In Motion: The African-American Migration Experience
http://www.inmotionaame.org/home.cfm
Created and maintained by the Schomburg Center for Research in Black Culture, New York, N.Y.
Reviewed Dec. 4–12, 2005.
Movement and mobility—forced, voluntary, and something in-between—have been enduring characteristics of African-American life. On the website In Motion, those activities are divided into thirteen categories. One set of categories explores movement in colonial North America and the United States: runaway journeys; domestic slave trade; western migration; northern migration; the Great Migration; the second Great Migration; and migration back to the South. Another set explores movement through the Atlantic world, beginning with the transatlantic slave trade: colonization and emigration; and immigration from Haiti, the Caribbean, and Africa.

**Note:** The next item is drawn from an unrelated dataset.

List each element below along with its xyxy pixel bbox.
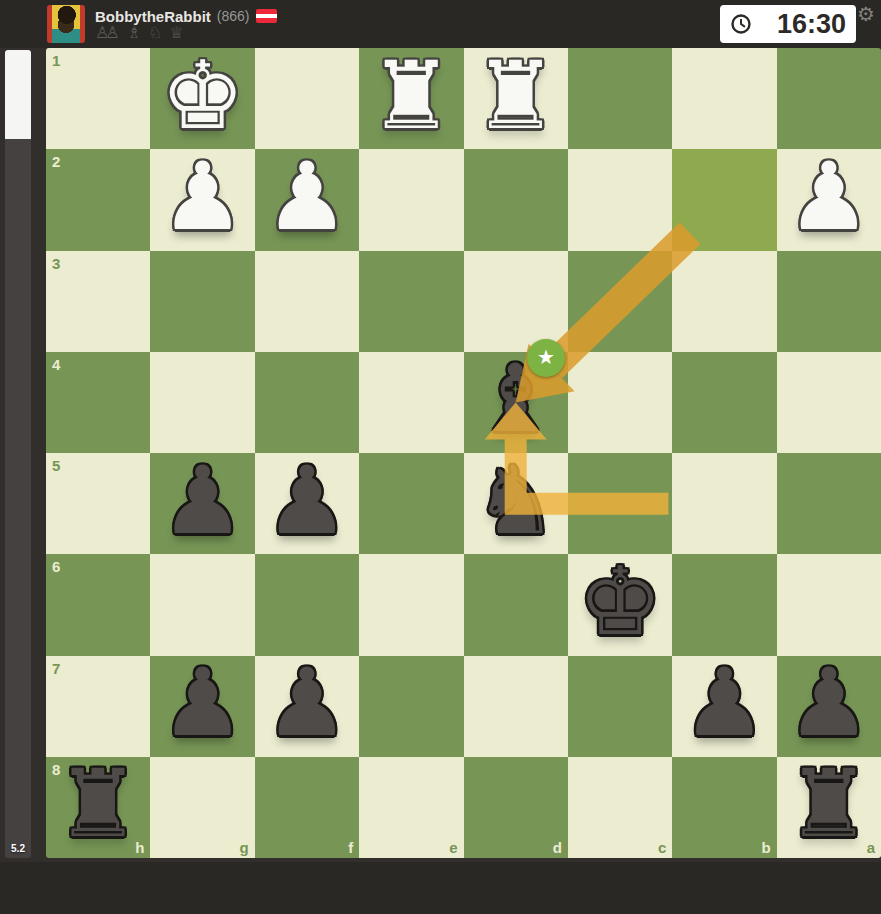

There are over 16,500 pages of texts, 8,300 illustrations, and 67 maps on the site. One of the strengths of this impressive site is that it pays attention not only to well-known African-American “motions,” such as the transatlantic slave trade and the Great Migration, but it also includes material from lesser-known migrations. Material in the "Colonization and Emigration" category, for instance, covers Africa, Haiti, and Canada, as well as efforts to emigrate to Trinidad and Mexico.
Each of the thirteen categories is separated into texts, images and maps, but navigation bars on all pages enable users to jump between the three types of material at any time. Included in the texts are essays written for the site by scholars prominent in the field. Each category is also divided into several topics.
For example, in the category "The Western Migration,“ there are nine topics, a bibliography, and links to other Web sites. To narrow this example further, one of the nine topics, ”To Kansas," has a narrative of roughly nine hundred words, which is interspersed with links to primary sources including memoirs, interviews, Senate testimony, a government report, and two Journal of Negro History articles from 1936 and 1948. There are also four recent articles and book chapters on the topic by historians. “To Kansas” alone includes sixteen images with bibliographic data. Five maps are included in the category of “Western Migration,” and each has annotation on more specific topics.
Each of the Web site’s texts can be read as a PDF (portable document format)—an invaluable option for the primary sources—or as text that can be searched by word (though this function was not working very well during the week or so I reviewed the site). Users may also read sources in both formats at once.
The website also includes extensive lesson plans for middle and high school teachers, arranged by discipline as well as by topic. Each plan has an overview and a description of the national curriculum criteria that the lesson meets. The plans lay out clearly the material needed, how to begin the class, procedures to follow, and questions to ask. Their great strength is that they have the students interpret the past using primary sources of all types.
In Motion could be made even better with a few thematic essays exploring the links and differences between motion at different times and different places. An essay on gender and movement, for instance, would be a useful way to make connections between the thirteen categories on which the website is based. Regardless, this is a remarkable website that will prove useful to researchers, teachers, and students in both schools and universities.